Feature #8381
closedbcbio support for variant calling in CWL
0%
Description
Add support for variant calling with bcbio into CWL generation. We currently support parallel alignment and including variant calling would enable GATK best practices pipelines and VarDict/somatic integration in coordination with current work from Tom and Sally.
Requirements:
- Batching of samples to allow pooled or tumor/normal calling. Need to represent in CWL.
- Parallel runs of batches across genomic regions with subsequent merging.
Updated by Brad Chapman almost 9 years ago
- Status changed from New to In Progress
Progress so far:
- bcbio batches samples together into groups (tumor/normal or family calling) using CWL records.
- Submitted PR to cwltool that enables grouping after discussion with Peter: https://github.com/common-workflow-language/cwltool/pull/40
- We can split batches based on genomic regions to run in parallel.
- Variant calling runs in parallel on defined regions.
- Merge variant calls back into single VCF.
To do steps, which could be a new story:
- Post-calling filtering of VCFs
- Additional VCF annotations for effects (snpEff)

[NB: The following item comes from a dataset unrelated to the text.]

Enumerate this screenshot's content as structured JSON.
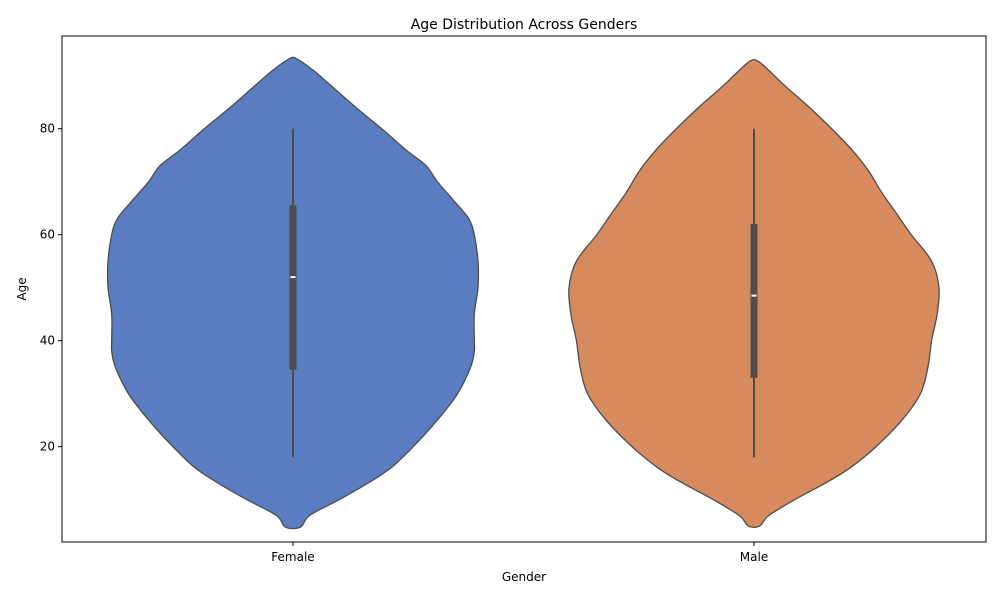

Updated by Brad Chapman almost 9 years ago
- Status changed from In Progress to Resolved
Finalized post-call filtering of VCFs and am punting snpEff annotations for now since that is a bit more complex to link in all of the associated snpEff data files.
This puts us in place to have a more complete demonstration CWL with variant calling for #8176. I will put together documentation and a new example file as part of that story.
This allows us to move on to validation (#8382) which we could schedule for the next sprint.